Чтобы не нарушать сроков нахождения в стране, мне нужно было выехать и сделать визу. Я поехал в Таиланд и там ждал ответа от агента, которая обещала мне помочь. Она предложила мне сделать актерскую визу в Южную Корею. Знакомые рассказывали, что так делают даже не профессиональные актеры. Мы стали придумывать и создавать мне кейс, как будто я актер. Я даже в одной дораме (корейский телесериал. — Прим. ред.) в массовке снялся, это было бесплатно и для «портфолио». Однако процесс никак не двигался с мертвой точки.
В итоге я пробыл в Таиланде три месяца. Россиян встречал много, и очень разных, но большая часть были туристы — приехали и уехали. Разговоры у нас были довольно банальные, спрашивали, планирую ли я возвращаться. К моему решению уехать относились с пониманием. Параллельно я знакомился и с русскими ребятами, которые там жили давно. Они мне рассказали о возможности работать учителем английского во Вьетнам е, и тогда я решил двинуть туда.

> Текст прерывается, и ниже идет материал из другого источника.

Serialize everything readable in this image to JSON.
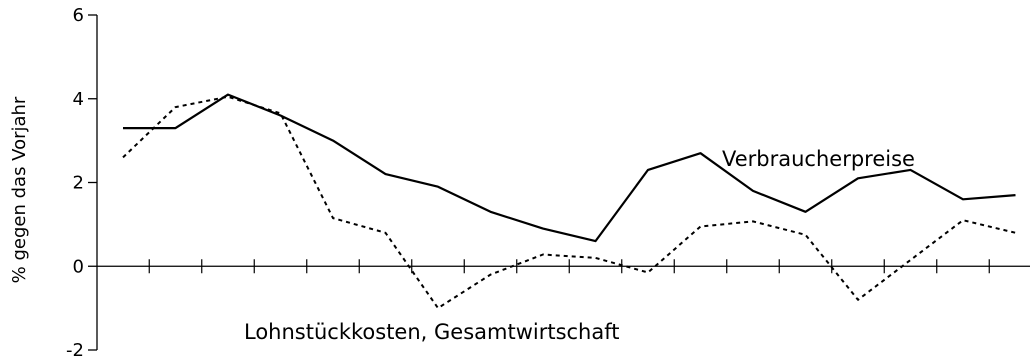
{
  "chart_data": {
    "type": "line",
    "title": "",
    "xlabel": "",
    "ylabel": "% gegen das Vorjahr",
    "ylim": [
      -2,
      6
    ],
    "yticks": [
      -2,
      0,
      2,
      4,
      6
    ],
    "x": [
      1,
      2,
      3,
      4,
      5,
      6,
      7,
      8,
      9,
      10,
      11,
      12,
      13,
      14,
      15,
      16,
      17,
      18
    ],
    "series": [
      {
        "name": "Verbraucherpreise",
        "style": "solid",
        "values": [
          3.3,
          3.3,
          4.1,
          3.6,
          3.0,
          2.2,
          1.9,
          1.3,
          0.9,
          0.6,
          2.3,
          2.7,
          1.8,
          1.3,
          2.1,
          2.3,
          1.6,
          1.7
        ]
      },
      {
        "name": "Lohnstückkosten, Gesamtwirtschaft",
        "style": "dashed",
        "values": [
          2.6,
          3.8,
          4.05,
          3.65,
          1.15,
          0.8,
          -1.0,
          -0.2,
          0.28,
          0.2,
          -0.15,
          0.95,
          1.07,
          0.75,
          -0.8,
          0.15,
          1.1,
          0.8
        ]
      }
    ],
    "grid": false,
    "legend": "none",
    "annotations": [
      {
        "text": "Verbraucherpreise"
      },
      {
        "text": "Lohnstückkosten, Gesamtwirtschaft"
      }
    ],
    "colors": {
      "line": "#000000",
      "axis": "#000000"
    }
  }
}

Во Вьетнаме много языковых школ, куда берут на работу иностранцев. К тому моменту я уже почти год как находился вне России, много общался с людьми на английском. Мне казалось, что после этого уж какое-то знание языка у меня появилось. Я преподавал в основном в детских садиках и начальных школах, там язык на уровне как сказать «нос», «уши» и так далее. Пару дней назад я снова вернулся в Корею. Хочу все же попробовать себя в качестве актера, но пока хожу на работу с биржи труда.
Мои друзья и родственники нормально относятся к тому, что я уехал. Не было такого, чтобы кто-то назвал предателем. Мы много с ними о происходящем не говорим: я не хочу кого-то лишний раз задеть, поэтому эти темы не поднимаю. Но знаю, что многие хотят, чтобы это все побыстрее закончилось.